Tabi burada Türkiye’nin terör örgütü olarak kabul ettiği PKK ve YPG’nin elimine edilmesi konusunda Türkiye’ye vaatlerde bulunulmuş olabilir. Ve doğru nokta şu ki, PKK ve YPG’nin elimine edilmesi noktasında önce bir diyalog ortamı oluşturuluyor. Bunu, MHP Genel Başkanı Bahçeli’nin içeride İmralı’ya “PKK’yı lağvet, gelin bu işi çözelim”, Dışişleri Bakanı Hakan Fidan’ın Suriye’de YPG’ye “silahlarınızı bırakın ve Suriye’deki yeni rejimle barışık bir biçimde Suriye içindeki yerinizi alın” çağrılarından anlıyoruz.

Peki, herkes razı ise, herkesin bir kazancı var ise, diyalog mevcut ise sorun ne? Sorun şu; sınırlı bir İran, devrilmiş bir Esed şu tabloda bölge için daha iyi görünüyor, burada sorun yok. Ancak Türkiye’nin bu kadar öne sürülmesi, yarın ne olacağını bilmediğimiz bir durumda risk değil mi?

HTŞ’yi terör örgütü olarak kabul edenler, yarın Türkiye’yi terör örgütü ile ilişkiler nedeniyle itham ederse ne olacak?

İsrail, Golan Tepeleri ile sınırlı kalmazsa ne olacak?

Filistin ne olacak?

İran, bölge için bir problem olsa da tek başına Türkiye’nin sorunu değil, Türkiye, İran ile doğrudan karşı karşıya getirilirse ne olacak?

Bölgede Müslümanlar birbiriyle çatışıyor da İsrail emellerine rahatça ulaşsın diye Müslümanların birbirleriyle çatışma ihtimali ortaya çıkarsa ne olacak?

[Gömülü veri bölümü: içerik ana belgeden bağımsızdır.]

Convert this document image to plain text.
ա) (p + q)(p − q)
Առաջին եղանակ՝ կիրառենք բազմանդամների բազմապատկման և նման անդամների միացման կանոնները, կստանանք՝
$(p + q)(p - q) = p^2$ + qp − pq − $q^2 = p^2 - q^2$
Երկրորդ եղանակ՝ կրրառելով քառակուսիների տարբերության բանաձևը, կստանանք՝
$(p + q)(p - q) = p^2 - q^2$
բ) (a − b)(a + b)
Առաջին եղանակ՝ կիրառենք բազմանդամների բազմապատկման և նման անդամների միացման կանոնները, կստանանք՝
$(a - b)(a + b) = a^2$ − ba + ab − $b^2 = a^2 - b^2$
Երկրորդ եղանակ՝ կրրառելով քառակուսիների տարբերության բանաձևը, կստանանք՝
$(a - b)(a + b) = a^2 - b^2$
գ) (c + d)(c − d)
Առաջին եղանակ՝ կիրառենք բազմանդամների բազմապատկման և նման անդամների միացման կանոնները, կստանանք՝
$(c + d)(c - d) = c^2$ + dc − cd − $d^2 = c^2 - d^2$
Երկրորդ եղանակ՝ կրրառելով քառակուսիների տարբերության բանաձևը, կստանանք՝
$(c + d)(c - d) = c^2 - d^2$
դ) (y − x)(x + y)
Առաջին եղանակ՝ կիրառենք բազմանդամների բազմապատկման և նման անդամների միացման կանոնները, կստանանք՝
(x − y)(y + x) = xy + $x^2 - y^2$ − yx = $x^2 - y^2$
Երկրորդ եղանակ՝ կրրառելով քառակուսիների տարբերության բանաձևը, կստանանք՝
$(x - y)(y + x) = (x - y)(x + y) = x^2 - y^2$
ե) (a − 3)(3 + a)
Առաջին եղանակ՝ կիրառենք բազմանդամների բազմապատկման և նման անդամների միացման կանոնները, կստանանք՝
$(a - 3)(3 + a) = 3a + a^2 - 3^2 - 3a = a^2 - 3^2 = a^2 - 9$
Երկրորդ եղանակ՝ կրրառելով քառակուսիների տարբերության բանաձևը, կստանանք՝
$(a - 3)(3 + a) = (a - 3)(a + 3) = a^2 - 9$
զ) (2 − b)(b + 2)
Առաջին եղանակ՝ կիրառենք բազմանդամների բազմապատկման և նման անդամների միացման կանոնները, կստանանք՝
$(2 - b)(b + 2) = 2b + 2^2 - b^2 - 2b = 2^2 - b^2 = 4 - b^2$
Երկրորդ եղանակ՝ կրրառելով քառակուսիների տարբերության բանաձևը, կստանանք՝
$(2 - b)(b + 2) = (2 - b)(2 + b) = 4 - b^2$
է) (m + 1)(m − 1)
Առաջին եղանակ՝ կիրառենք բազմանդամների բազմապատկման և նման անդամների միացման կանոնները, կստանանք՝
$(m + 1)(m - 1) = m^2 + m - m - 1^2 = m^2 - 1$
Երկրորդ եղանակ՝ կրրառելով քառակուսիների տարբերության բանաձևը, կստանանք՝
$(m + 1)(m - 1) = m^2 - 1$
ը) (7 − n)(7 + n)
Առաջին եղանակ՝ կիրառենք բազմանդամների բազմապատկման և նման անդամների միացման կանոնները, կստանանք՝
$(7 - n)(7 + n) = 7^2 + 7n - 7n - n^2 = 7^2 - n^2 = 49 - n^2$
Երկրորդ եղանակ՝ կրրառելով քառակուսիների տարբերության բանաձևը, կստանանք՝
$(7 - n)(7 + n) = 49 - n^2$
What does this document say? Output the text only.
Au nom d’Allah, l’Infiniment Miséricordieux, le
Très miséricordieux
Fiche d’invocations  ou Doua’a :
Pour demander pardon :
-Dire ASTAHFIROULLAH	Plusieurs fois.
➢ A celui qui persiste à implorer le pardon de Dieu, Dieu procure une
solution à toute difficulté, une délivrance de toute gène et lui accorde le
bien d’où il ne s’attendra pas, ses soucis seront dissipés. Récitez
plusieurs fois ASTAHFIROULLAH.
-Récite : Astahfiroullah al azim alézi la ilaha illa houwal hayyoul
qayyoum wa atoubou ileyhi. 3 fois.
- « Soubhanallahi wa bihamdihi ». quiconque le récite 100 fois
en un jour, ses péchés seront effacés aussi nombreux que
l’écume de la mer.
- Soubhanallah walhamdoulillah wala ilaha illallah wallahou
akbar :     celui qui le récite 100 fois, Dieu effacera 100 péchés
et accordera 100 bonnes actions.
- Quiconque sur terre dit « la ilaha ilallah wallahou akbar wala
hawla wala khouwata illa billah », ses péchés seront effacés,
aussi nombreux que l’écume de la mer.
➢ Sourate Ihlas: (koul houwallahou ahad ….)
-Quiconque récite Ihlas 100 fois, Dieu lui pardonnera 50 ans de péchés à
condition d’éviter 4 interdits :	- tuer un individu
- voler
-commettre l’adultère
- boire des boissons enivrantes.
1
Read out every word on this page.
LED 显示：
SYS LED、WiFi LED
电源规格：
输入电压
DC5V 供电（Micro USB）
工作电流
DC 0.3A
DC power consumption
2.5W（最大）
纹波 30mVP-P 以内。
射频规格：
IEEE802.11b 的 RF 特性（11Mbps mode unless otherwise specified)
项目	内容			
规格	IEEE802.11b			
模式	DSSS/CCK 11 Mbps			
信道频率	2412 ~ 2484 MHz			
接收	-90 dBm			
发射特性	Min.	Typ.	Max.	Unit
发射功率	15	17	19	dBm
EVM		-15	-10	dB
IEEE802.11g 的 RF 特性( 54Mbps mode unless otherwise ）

ABD artık Trump’ın ABD’si… Trump’ın mantığını biliyorsunuz; tüm borçlarımızı Araplara ödeteceğiz, benim dönemimde Ortadoğu’da tek askerimiz ölmedi, ölmeyecek… O zaman soru şu; İsrail’in ve onun şikayetlerinden bıkmış ABD’nin güvenliği ve çıkarları için kimin askerleri ölecek? Şu uzunca anlattığım tabloda korkutucu olan bu soruya verilecek cevaptır.